Something came up in my throat—a quick, unbidden lump of emotion. Was it an echo of old journeys and old seas when life was not safe? What about Columbus and Raleigh and the Norsemen? What about the Phoenicians and the Egyptians and the Greeks? St. Paul writes, “And we being exceedingly tossed with a tempest.” Quite so—fears and pains and terrors. And now this vast ship, eight hundred and eighty-two feet long, eighty-eight feet beam, with huge pits of engines and furnaces and polite, veneered first-cabin decks and passengers! I love life. It is strange, dangerous, beautiful, cruel. I love forms and variations, but I mistrust them utterly. I do not know who I am, or whence I am, or why I am. Only I am here, and would that I were happy and could live so always!

The close of the next day occurred in the lounging-or reception-room, where, after dinner, we all retired to listen to the music, and then began one of those really interesting conversations between G. and Miss X. that sometimes illuminate life and make one see things forever afterward.

It is going to be very hard for me to define just how this could be, for I might say that I had at the moment considerable intellectual contempt for the point of view which the conversation represented. Consider first the American attitude. With us the business of life is not living, but achieving. Roughly speaking, we are willing to go hungry, dirty, to wait in the cold, and to fight gamely, if in the end we can achieve one or more of the seven stars in the human crown of life. Several of the forms of supremacy may seem the same, but they are not. Examine them closely. The average American is not born to place. He does not know what the English sense of order is. We have not that national esprit de corps which characterizes the English and the French, perhaps, certainly the Germans. We are loose, uncouth, but, in our way, wonderful. The spirit of God has once more breathed upon the waters.

Well, the gentleman who was doing the talking in this instance and the lady who was coinciding, inciting, aiding, abetting, approving, and at times leading and demonstrating, represented two different and yet allied points of view. G. is distinctly a product of the English conservative school of thought, a gentleman who wishes sincerely he was not so conservative. His house is in order. You can feel it. His standards and ideals are fixed. He knows what life ought to be, how it ought to be lived. You would never catch him associating with the rag-tag and bobtail of humanity with any keen sense of human brotherhood or emotional tenderness of feeling. One cannot be considering the state of the under dog at any particular time. Government is established to do this sort of thing. The masses! Let them behave. And let us, above all things, have order and peace. This is a section of G. Not all, mind you, but a section. I have described Miss X.

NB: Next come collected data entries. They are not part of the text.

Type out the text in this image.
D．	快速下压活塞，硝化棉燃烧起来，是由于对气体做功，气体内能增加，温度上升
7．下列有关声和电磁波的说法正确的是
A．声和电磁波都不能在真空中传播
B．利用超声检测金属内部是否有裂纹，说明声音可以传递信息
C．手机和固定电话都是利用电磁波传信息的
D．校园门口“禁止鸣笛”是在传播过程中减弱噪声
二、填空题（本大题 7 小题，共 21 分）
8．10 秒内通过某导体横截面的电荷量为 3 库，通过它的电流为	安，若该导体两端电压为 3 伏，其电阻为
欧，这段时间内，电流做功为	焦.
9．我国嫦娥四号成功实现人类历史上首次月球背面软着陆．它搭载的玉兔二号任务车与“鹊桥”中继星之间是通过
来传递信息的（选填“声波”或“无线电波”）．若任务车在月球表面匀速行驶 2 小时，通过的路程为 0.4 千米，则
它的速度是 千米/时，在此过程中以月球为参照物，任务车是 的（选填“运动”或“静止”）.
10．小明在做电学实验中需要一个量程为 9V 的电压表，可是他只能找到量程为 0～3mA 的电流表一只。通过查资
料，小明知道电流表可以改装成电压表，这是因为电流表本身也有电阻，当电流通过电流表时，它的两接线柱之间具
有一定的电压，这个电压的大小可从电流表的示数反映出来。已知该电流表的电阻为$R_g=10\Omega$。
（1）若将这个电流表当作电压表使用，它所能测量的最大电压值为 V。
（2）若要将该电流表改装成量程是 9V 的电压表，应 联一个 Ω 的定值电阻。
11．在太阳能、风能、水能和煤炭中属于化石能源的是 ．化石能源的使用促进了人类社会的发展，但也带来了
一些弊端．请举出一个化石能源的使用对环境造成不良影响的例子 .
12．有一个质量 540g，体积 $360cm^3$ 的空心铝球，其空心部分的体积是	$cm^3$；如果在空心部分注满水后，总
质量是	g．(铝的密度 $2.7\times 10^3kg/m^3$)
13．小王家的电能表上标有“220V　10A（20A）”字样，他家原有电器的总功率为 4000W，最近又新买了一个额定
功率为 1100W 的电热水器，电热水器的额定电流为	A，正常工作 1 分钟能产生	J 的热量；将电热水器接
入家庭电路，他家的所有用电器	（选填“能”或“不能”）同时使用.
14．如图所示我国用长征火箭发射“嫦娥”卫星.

“And oh, the life!” she said at one point. “Americans don’t know how to live. They are all engaged in doing something. They are such beginners. They are only interested in money. I see them in Paris now and then.” She lifted her hand. “Here in Europe people understand life better. They know how to live. They know before they begin how much it will take to do the things that they want to do, and they start out to make that much; not a fortune—just enough to do the things that they want to do. When they get that, they retire and live.”

“And what do they do when they live?” I asked. “What do they call living?”

“Oh, having a nice country house within a short traveling distance of London or Paris; and being able to dine at the best restaurants and visit the best theaters once or twice a week; to go to Paris or Monte Carlo or Scheveningen or Ostend two or three or four, or as many times a year as they please; to wear good clothes; and to be thoroughly comfortable.”

“That is not a bad standard,” I said, and then I added, “And what else do they do?”

“And what else should they do? Isn’t that enough?”

And there you have the European standard according to Miss X. as contrasted with the American standard which is, or has been up to this time, something decidedly different. I am sure. We have not been so eager to live. Our idea has been to work. No American that I have ever known has had the idea of laying up just so much, a moderate amount, and then retiring and living. He has had quite another thought in his mind. The American, the average American, I am sure loves power, the ability to do something, far more earnestly than he loves mere living. He wants to be an officer or a director of something, a poet, anything you please for the sake of being it, not for the sake of living.